Philip had, at that time, as his chief councillors, lay-lawyers, servants passionately attached to the kingship. They were Peter Flotte his chancellor, William of Nogaret, judge-major at Beaucaire, and William of Plasian, Lord of Vezenobre, the two latter belonging, as Bernard de Saisset belonged, to Southern France, and determined to withstand, in the south as well as the north, the domination of ecclesiastics.
They, in their turn, rose up against the doctrine and language of the Bishop of Pamiers.

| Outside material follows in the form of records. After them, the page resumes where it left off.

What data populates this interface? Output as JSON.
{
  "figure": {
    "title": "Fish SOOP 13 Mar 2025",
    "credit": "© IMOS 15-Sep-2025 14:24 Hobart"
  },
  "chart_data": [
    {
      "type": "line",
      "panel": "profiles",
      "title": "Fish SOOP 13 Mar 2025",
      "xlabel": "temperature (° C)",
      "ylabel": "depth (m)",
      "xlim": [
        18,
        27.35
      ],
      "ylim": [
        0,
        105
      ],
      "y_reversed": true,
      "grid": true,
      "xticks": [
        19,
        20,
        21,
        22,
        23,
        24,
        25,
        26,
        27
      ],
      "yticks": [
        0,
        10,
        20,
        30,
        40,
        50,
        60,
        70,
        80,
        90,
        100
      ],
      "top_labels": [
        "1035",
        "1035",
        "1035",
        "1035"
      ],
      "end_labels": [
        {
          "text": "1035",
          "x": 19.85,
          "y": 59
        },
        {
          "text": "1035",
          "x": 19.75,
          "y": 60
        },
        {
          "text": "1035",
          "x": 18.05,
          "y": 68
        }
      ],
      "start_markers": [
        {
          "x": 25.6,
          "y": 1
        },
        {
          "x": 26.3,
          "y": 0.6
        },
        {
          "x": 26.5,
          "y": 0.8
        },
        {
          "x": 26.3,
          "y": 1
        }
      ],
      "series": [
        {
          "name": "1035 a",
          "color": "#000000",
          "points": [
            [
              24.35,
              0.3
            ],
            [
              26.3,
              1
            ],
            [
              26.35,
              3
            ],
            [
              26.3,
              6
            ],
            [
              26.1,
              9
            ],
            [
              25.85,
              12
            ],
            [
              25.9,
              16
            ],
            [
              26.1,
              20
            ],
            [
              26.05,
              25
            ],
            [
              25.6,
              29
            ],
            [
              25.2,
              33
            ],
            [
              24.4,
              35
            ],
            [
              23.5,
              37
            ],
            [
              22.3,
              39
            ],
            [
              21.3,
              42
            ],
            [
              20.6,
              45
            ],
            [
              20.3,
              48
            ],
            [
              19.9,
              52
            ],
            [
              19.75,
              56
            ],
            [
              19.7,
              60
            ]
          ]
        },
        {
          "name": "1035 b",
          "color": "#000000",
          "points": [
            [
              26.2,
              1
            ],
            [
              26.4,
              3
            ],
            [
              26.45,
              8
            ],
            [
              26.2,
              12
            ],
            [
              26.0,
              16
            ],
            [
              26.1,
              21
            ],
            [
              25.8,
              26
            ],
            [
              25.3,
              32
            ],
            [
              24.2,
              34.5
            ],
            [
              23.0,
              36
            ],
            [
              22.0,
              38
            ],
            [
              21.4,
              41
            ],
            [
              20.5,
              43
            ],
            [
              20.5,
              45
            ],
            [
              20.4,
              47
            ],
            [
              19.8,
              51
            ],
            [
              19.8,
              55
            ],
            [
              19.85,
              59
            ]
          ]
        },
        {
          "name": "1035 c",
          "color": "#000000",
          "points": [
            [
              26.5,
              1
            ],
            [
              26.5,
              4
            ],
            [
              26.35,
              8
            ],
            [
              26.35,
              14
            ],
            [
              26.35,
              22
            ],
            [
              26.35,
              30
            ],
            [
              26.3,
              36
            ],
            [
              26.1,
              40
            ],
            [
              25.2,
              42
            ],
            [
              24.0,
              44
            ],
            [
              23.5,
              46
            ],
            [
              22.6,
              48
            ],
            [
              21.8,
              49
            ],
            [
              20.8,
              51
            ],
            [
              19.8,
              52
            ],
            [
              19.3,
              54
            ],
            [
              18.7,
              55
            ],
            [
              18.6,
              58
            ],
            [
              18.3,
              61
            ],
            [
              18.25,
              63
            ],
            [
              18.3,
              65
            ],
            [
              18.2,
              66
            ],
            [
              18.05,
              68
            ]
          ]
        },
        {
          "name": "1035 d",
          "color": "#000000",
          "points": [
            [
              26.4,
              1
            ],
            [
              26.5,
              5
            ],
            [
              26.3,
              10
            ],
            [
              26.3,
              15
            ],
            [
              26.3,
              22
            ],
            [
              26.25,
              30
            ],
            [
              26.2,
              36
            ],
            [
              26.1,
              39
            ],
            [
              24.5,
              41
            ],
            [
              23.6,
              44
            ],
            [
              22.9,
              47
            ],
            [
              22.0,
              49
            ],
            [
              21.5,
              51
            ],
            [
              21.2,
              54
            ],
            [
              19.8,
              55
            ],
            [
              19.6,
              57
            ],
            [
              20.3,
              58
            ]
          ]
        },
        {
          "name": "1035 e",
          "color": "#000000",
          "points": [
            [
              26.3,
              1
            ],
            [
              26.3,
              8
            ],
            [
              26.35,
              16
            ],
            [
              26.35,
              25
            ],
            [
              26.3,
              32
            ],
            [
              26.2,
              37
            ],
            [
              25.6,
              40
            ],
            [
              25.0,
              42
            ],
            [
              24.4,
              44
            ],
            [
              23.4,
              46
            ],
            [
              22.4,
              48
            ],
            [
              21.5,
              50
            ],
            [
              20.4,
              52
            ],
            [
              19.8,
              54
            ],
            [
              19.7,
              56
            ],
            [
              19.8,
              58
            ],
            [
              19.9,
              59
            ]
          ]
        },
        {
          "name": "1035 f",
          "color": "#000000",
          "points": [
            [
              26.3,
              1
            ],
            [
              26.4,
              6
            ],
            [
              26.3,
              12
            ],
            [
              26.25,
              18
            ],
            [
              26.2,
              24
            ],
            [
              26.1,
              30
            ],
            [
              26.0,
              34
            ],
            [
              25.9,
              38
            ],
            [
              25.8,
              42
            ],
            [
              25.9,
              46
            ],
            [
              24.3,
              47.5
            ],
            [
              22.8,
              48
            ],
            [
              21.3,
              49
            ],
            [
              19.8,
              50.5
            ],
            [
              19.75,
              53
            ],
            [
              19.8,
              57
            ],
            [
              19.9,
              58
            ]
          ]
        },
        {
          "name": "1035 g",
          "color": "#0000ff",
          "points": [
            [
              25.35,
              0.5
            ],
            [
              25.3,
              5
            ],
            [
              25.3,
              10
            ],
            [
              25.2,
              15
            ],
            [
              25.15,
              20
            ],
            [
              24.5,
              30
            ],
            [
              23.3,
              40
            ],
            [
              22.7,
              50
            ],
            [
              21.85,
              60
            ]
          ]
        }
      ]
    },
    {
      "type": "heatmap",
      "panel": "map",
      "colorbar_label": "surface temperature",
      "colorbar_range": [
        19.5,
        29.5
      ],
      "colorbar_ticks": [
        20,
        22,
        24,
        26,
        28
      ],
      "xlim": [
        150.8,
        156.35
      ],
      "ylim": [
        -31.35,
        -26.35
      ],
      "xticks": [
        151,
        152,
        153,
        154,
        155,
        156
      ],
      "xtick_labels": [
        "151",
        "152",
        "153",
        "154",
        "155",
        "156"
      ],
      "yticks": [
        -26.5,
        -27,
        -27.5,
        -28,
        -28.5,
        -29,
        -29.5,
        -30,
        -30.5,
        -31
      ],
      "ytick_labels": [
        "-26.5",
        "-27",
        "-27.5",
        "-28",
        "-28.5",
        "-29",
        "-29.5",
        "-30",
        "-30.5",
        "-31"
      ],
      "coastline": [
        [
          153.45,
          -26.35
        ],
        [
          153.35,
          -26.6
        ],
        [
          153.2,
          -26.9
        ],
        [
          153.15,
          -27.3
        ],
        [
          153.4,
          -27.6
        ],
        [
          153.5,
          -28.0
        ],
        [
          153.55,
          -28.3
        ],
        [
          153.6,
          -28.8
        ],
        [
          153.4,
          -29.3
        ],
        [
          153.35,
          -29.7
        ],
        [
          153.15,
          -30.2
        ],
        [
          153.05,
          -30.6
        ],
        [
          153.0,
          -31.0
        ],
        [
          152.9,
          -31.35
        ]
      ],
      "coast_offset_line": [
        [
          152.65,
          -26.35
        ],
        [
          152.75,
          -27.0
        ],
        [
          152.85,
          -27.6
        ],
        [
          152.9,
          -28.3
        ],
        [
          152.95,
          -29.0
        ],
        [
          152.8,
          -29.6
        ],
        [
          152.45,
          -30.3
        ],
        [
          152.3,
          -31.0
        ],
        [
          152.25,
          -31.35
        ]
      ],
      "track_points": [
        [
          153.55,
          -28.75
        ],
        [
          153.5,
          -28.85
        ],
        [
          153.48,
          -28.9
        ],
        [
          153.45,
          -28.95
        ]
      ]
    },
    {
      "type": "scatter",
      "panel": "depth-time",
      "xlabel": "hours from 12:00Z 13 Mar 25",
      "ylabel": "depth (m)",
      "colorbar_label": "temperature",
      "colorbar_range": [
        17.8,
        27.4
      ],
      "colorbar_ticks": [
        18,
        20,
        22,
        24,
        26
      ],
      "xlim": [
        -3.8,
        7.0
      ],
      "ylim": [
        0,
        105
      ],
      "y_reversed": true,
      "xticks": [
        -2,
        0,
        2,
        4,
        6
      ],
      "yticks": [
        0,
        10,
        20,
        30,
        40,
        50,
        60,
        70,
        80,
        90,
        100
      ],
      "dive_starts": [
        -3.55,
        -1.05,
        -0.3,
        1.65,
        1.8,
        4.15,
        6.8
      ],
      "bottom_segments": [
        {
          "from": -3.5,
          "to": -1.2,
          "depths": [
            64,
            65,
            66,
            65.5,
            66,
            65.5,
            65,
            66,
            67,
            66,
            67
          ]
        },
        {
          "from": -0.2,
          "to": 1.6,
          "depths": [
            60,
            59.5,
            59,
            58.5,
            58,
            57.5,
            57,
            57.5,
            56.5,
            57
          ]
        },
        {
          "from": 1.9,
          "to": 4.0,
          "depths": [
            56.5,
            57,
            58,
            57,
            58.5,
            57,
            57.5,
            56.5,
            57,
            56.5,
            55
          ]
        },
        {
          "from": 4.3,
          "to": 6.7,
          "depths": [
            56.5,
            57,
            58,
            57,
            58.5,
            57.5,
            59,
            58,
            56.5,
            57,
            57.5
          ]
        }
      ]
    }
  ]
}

He was arrested and committed to the keeping of the Archbishop of Narbonne; and Philip sent to Rome his chancellor Peter Flotte himself and William of Nogaret, with orders to demand of the pope "that he should avenge the wrongs of God, the king, and the whole kingdom, by depriving of his orders and every clerical privilege that man whose longer life would taint the places he inhabited; and this in order that the king might make of him a sacrifice to God in the way of justice, for there could be no hope of his amendment if he were suffered to live, seeing that, from his youth up, he had always lived ill, and that baseness and abandonment only became more and more confirmed in him by inveterate habit." To this violent and threatening language Boniface replied by changing the venue to his own personal tribunal in the case of the Bishop of Pamiers. "We do bid thy majesty," he wrote to the king, "to give this bishop free leave to depart and come to us, for we do desire his presence.
We do warn thee to have all his goods restored to him, not to stretch out for the future thy rapacious hands towards the like things, and not to offend the Divine Majesty or the dignity of the Apostolic See, lest we be forced to employ some other remedy; for thou must know that, unless thou canst allege some excuse founded on reason and truth, we do not see how thou shouldest escape the sentence of the holy canons for having laid rash hands on this bishop." "My power,--the spiritual power,"-- said the pope to the Chancellor of France, "embraces the temporal, and includes it." "Be it so," answered Peter Flotte; "but your power is nominal, the king's real." Here was a coarse challenge hurled by the crown at the tiara: and Boniface VIII.